こんな美しい恋人を置いたまま、仕事にでるなんてディロンはひどいやつだ、と冗談めかして言いながら、彼女の抱擁を得た。
「ありがとう、あなたがいてくれなかったら、ここにはやってこれなかった。どんな困難にもあなたとなら打ち勝てた。わたしに幸せをくれてありがとう、スウェイ」
「そんな、私だって、ちゃんと幸せになりますから」
「そうね。だから、これはあなたのものよ。
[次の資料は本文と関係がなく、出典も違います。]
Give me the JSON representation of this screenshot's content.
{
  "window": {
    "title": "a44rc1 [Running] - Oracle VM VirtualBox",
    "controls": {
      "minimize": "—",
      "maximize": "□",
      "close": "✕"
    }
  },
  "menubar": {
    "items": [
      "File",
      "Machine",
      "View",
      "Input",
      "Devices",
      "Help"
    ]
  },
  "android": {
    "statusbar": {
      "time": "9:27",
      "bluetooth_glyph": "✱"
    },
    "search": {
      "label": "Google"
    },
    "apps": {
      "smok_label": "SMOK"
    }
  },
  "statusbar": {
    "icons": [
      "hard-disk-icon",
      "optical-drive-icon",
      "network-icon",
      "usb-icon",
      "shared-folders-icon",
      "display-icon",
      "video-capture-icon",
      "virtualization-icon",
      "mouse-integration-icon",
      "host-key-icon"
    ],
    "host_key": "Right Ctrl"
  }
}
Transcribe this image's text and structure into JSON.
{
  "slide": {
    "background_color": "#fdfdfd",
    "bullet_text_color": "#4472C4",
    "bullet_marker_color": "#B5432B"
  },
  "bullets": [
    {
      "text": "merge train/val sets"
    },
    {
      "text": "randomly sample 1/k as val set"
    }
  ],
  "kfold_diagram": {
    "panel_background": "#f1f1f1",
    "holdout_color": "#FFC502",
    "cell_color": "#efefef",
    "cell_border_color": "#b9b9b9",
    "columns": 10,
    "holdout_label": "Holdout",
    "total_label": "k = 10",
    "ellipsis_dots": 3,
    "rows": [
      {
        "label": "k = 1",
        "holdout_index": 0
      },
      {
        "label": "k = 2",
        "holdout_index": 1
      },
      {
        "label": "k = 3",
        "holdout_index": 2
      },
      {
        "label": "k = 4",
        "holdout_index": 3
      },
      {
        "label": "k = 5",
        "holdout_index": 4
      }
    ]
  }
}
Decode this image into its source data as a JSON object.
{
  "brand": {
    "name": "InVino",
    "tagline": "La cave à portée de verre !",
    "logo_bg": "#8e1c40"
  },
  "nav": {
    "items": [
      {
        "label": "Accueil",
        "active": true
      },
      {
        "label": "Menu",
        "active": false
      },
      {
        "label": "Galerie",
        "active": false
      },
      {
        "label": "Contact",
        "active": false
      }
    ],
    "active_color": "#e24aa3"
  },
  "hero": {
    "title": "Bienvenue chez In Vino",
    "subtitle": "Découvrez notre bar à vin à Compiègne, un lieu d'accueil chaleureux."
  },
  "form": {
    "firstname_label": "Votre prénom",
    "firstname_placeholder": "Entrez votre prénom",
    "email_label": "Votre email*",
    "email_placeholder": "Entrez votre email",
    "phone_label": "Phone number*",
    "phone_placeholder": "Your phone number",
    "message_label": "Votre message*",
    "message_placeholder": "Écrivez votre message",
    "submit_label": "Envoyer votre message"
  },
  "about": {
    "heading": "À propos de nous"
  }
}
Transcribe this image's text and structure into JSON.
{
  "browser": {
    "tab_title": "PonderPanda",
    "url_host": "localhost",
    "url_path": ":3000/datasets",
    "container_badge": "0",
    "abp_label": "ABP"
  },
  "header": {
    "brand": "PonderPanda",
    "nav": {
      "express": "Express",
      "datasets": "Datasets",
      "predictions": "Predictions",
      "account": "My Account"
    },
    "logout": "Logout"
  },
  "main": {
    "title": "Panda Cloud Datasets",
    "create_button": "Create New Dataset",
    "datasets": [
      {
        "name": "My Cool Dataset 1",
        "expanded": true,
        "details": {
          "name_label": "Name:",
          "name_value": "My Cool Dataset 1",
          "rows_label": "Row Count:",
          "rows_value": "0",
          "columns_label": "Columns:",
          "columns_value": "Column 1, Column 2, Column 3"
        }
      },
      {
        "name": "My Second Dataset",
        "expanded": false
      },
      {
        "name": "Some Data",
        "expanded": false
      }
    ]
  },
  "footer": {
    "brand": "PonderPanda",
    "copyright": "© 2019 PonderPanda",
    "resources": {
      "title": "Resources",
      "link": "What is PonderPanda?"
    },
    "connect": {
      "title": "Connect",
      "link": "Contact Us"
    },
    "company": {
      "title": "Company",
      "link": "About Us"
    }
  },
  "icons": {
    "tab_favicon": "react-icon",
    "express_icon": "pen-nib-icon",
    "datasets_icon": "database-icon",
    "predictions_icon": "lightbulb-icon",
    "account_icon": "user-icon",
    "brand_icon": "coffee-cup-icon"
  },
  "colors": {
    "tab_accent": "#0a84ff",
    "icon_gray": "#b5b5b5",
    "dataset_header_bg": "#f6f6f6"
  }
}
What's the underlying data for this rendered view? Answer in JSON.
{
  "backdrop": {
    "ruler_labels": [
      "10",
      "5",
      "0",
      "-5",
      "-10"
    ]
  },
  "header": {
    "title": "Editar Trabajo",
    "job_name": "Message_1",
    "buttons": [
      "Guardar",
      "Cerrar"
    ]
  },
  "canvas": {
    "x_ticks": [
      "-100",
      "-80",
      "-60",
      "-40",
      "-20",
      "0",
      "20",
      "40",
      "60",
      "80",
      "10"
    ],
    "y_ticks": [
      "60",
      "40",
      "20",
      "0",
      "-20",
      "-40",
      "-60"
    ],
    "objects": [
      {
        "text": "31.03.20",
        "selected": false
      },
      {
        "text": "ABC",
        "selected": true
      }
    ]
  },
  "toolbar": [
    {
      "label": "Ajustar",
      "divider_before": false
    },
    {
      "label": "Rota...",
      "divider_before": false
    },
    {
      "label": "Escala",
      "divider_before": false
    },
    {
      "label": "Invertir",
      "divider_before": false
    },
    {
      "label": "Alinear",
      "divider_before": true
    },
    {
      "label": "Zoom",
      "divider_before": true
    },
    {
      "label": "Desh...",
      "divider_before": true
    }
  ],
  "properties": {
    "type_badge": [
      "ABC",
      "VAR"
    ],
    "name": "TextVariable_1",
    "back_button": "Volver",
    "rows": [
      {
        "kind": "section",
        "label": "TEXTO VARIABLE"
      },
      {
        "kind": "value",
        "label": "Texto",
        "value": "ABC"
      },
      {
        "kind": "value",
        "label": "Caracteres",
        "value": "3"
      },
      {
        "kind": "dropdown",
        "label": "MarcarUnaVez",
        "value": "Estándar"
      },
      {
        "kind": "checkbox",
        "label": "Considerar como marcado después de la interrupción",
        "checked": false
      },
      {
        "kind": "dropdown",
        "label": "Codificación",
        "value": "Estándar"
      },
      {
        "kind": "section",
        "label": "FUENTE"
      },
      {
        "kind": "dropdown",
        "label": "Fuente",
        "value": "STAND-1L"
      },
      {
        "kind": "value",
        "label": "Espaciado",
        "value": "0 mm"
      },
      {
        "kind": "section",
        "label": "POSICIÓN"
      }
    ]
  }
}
次はスウェイが結婚をするの!」
そう言って、わたしは花束を彼女の手に無理やり、押し付けた。
いただけません、とか拒絶されたら嫌だったから。
感極まったのか、スウェイの涙腺はもろくも崩れ、ぼろぼろと大粒の涙がでてきて、カイエがよしよしとそれをハンカチで拭いてやる。
「絶対、幸せになるんだから!」
大空を見上げて宣言。
それは飛行船で働いている恋人に届けばいいと、願ってのことだろう。
銀と金の狭間にある月の鈍い光が、沈みゆく紅の光景とあいまって、他では見れないような神々しい輝きを放った。
それはこれまで強いられてきた苦境からようやく幸せになる準備が整ったのだ、と闇の神がわたしに告げたような気もして、いえようのない感慨に耽ってしまう。
夫の手に肩を抱かれ、わたしの新しい幸せはこうして始まった。